My approach to education has always been to put the practical problem or challenge to be solved before the theoretical study, enabling students to develop creative, critical, and engineering thinking -- we (I and my colleagues) call this Сhaordic learning.
The general idea is the following. Software engineering is an interactive, collaborative and creative activity that cannot be entirely planned. Inspection and adaption are required to cope with changes during the development process. Software engineering education requires practical application of knowledge, but it is challenging and time consuming for instructors to evaluate the creation of innovative solutions to problems.

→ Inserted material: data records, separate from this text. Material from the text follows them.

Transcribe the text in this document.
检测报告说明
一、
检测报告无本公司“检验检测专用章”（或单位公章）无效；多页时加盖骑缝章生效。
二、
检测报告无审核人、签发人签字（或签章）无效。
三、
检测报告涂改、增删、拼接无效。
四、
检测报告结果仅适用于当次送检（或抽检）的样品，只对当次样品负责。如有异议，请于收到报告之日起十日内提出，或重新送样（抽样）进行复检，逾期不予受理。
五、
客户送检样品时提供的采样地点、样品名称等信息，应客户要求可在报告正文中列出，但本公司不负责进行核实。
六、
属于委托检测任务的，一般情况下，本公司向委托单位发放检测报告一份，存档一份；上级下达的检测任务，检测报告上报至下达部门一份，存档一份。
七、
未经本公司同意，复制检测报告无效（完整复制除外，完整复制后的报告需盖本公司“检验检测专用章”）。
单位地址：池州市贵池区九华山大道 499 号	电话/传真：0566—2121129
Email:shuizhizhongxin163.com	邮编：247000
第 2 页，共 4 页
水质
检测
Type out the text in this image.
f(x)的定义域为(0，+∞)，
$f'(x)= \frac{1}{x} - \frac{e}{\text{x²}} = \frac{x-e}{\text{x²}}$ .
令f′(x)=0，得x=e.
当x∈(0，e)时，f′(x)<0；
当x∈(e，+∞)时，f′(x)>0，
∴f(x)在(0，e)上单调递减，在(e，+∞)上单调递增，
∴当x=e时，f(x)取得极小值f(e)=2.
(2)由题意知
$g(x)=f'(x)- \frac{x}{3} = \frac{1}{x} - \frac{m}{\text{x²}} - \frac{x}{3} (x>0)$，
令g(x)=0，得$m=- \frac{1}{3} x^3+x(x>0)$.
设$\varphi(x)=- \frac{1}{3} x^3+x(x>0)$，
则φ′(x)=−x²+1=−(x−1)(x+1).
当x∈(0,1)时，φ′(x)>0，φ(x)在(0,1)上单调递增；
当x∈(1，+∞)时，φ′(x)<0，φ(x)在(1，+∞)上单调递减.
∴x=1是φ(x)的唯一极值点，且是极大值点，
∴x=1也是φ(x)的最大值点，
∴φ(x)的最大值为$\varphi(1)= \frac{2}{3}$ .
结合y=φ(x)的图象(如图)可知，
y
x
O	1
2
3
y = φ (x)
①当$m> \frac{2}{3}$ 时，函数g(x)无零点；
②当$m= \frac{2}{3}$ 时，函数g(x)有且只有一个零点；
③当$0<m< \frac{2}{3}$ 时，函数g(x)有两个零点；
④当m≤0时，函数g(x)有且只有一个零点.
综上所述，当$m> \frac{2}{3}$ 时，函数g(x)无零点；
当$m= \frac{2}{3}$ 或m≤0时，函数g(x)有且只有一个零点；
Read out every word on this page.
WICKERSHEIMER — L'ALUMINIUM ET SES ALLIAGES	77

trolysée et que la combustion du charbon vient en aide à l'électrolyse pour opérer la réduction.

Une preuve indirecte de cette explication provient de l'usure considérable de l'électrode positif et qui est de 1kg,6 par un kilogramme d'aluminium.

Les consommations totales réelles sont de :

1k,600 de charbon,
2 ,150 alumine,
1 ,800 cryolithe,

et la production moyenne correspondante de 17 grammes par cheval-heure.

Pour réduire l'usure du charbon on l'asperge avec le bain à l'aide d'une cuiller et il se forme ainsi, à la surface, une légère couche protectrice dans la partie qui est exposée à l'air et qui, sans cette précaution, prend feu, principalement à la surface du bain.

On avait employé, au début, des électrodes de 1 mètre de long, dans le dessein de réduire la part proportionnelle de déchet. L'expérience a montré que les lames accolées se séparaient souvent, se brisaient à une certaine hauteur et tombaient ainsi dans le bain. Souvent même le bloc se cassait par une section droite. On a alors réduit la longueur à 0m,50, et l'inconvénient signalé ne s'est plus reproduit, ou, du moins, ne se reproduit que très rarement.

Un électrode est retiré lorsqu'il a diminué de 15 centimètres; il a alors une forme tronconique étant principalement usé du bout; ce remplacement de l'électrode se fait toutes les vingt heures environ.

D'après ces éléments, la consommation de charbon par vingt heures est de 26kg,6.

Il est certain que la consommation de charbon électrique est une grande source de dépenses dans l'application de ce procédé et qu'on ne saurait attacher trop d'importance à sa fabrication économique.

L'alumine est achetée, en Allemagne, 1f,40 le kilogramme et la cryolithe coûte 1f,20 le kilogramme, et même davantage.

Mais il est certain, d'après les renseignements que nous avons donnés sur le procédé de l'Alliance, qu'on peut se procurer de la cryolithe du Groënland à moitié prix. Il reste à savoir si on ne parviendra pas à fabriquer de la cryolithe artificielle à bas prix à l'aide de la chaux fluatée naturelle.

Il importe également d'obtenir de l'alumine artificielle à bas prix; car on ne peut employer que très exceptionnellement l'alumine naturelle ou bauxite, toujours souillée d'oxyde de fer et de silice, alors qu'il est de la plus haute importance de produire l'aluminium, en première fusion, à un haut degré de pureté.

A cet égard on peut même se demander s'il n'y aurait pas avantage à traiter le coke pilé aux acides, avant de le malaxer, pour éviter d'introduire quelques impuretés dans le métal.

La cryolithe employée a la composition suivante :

Current higher education practices lead to a multitude of rules, guidelines and order. Instructors see deviations of students as failures and limit the creative thinking processes of students. The chaordic learning is a self-organizing, adaptive and nonlinear learning approach, to stimulate the creative thinking of students. In this approach Instructors provide structure and guidance, but also integrate freedom for self-organization and self-guided learning and embrace innovation and creativity. Deviations are seen as opportunities and failures as possibilities for students to learn and improve.
We introduced chaordic learning into many university courses and international schools and describe the chaordic process of these courses as case studies. Students in these courses report about an increased intrinsic motivation, a higher level of self-organization and more room for creativity leading to an improved learning experience and more fun.
Over the years, I have organized many STEM schools around the world. The most famous of these schools is the international Joint Advanced Student School (JASS), which annually brings together undergraduate and graduate students from different countries for a two-week intensive devoted to the development and research of breakthrough technologies.